Pour Perplexity, les arguments de Cloudflare sont commerciaux
Interrogée par plusieurs médias, dont TechCrunch, Perplexity se défend de toute activité furtive. Jesse Dwyer, porte-parole de l’entreprise, affirme que l’exposé de Cloudflare n’est rien de plus qu’un « argumentaire de vente ». Les captures affichées par Cloudflare n’afficheraient rien d’incriminant, montreraient « qu’aucun contenu n’a été consulté » et que le robot en question ne serait pas de Perplexity.
Dans la foulée, Perplexity a publié son propre billet de blog. L’entreprise n’est pas tendre avec Cloudflare, qu’elle accuse d’incompétence. En cause, l’inaptitude de Cloudflare à savoir faire la différence entre un bot classique et un agent IA piloté par un utilisateur. « Avec l’essor des assistants alimentés par l’IA et des agents pilotés par l’utilisateur, la frontière entre ce qui est considéré comme « un simple robot » et ce qui répond aux besoins immédiats de personnes réelles est devenue de plus en plus floue », insiste l’entreprise.
Pour Perplexity, tout se jouerait sur cette différence, car les actions déclenchées au nom d’un internaute ne sont pas traitées de la même manière que les mécanismes automatiques comme les crawlers. « Lorsque Perplexity récupère une page Web, c’est parce que vous avez posé une question spécifique nécessitant des informations actuelles. Le contenu n’est pas stocké pour l’entraînement, il est utilisé immédiatement pour répondre à votre question », fait valoir l’entreprise.
« Un échec embarrassant »
« Cette controverse révèle que les systèmes de Cloudflare sont fondamentalement inadéquats pour faire la distinction entre les assistants d’IA légitimes et les menaces réelles. Si vous ne pouvez pas distinguer un assistant numérique utile d’un scraper malveillant, vous ne devriez probablement pas prendre de décisions sur ce qui constitue un trafic Web légitime », fustige Perplexity.

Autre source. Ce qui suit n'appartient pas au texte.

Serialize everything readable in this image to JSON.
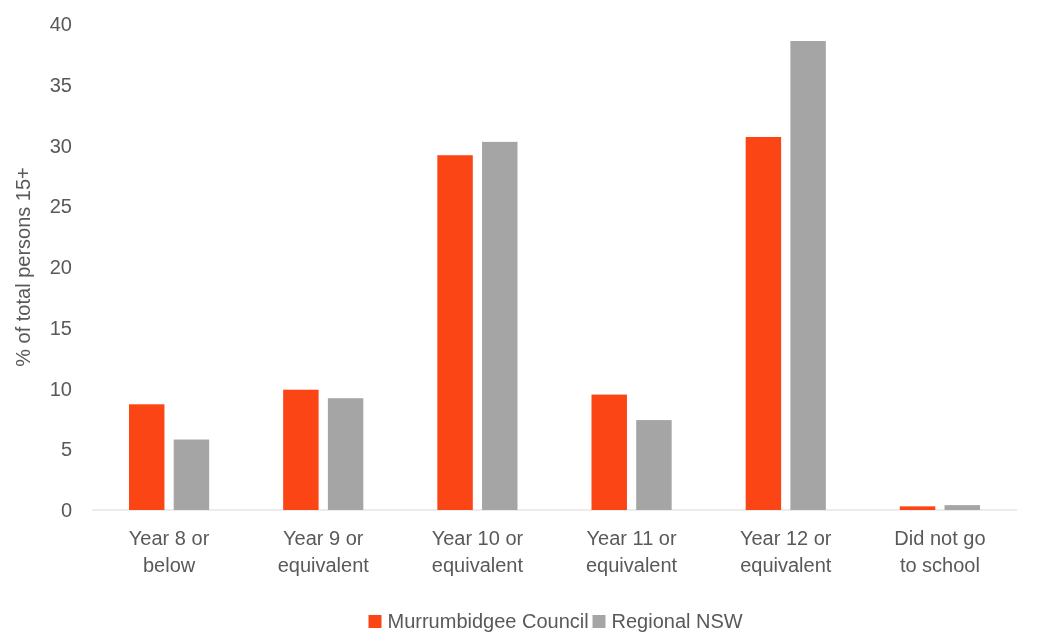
{
  "chart_data": {
    "type": "bar",
    "ylabel": "% of total persons 15+",
    "categories": [
      "Year 8 or below",
      "Year 9 or equivalent",
      "Year 10 or equivalent",
      "Year 11 or equivalent",
      "Year 12 or equivalent",
      "Did not go to school"
    ],
    "series": [
      {
        "name": "Murrumbidgee Council",
        "color": "#fc4515",
        "values": [
          8.7,
          9.9,
          29.2,
          9.5,
          30.7,
          0.3
        ]
      },
      {
        "name": "Regional NSW",
        "color": "#a5a5a5",
        "values": [
          5.8,
          9.2,
          30.3,
          7.4,
          38.6,
          0.4
        ]
      }
    ],
    "ylim": [
      0,
      40
    ],
    "yticks": [
      0,
      5,
      10,
      15,
      20,
      25,
      30,
      35,
      40
    ],
    "grid": false,
    "legend": "bottom"
  }
}
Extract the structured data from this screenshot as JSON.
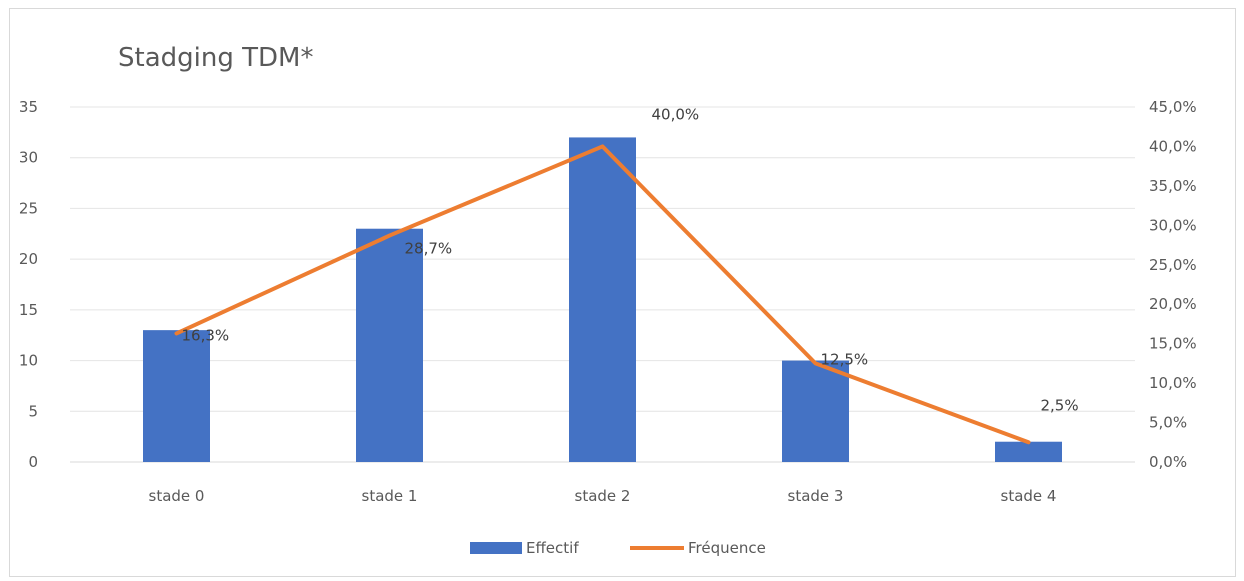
{
  "chart_data": {
    "type": "bar",
    "title": "Stadging TDM*",
    "categories": [
      "stade 0",
      "stade 1",
      "stade 2",
      "stade 3",
      "stade 4"
    ],
    "series": [
      {
        "name": "Effectif",
        "type": "bar",
        "axis": "left",
        "color": "#4472c4",
        "values": [
          13,
          23,
          32,
          10,
          2
        ]
      },
      {
        "name": "Fréquence",
        "type": "line",
        "axis": "right",
        "color": "#ed7d31",
        "values": [
          16.3,
          28.7,
          40.0,
          12.5,
          2.5
        ],
        "labels": [
          "16,3%",
          "28,7%",
          "40,0%",
          "12,5%",
          "2,5%"
        ]
      }
    ],
    "y_left": {
      "min": 0,
      "max": 35,
      "step": 5,
      "ticks": [
        "0",
        "5",
        "10",
        "15",
        "20",
        "25",
        "30",
        "35"
      ]
    },
    "y_right": {
      "min": 0,
      "max": 45,
      "step": 5,
      "ticks": [
        "0,0%",
        "5,0%",
        "10,0%",
        "15,0%",
        "20,0%",
        "25,0%",
        "30,0%",
        "35,0%",
        "40,0%",
        "45,0%"
      ]
    },
    "grid": true,
    "legend": "bottom"
  }
}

Pour cette dernière, Cloudflare voulait uniquement se faire de la publicité à bon compte, Perplexity fournissant « un nom utile ». Cliente de Cloudflare, l’entreprise ajoute que les 3 à 6 millions de requêtes quotidiennes attribuées au robot furtif supposé représentent « un échec d’analyse de trafic de base particulièrement embarrassant pour une entreprise dont l’activité principale est de comprendre et catégoriser le trafic web ».
Perplexity ajoute que Cloudflare serait restée silencieuse sur sa méthodologie exacte et aurait refusé de répondre aux questions.
Rappelons cependant que ce n’est pas la première fois que Perplexity se retrouve impliquée d’avoir aspirer des contenus sans autorisation. En juin 2024, Wired avait ainsi pesté contre cette activité, allant jusqu’à décrire le produit comme « une machine à conneries ». Le mois suivant, TechCrunch pointait que plusieurs médias accusaient Perplexity de plagiat et d’une absence d’éthique dans son aspiration du web.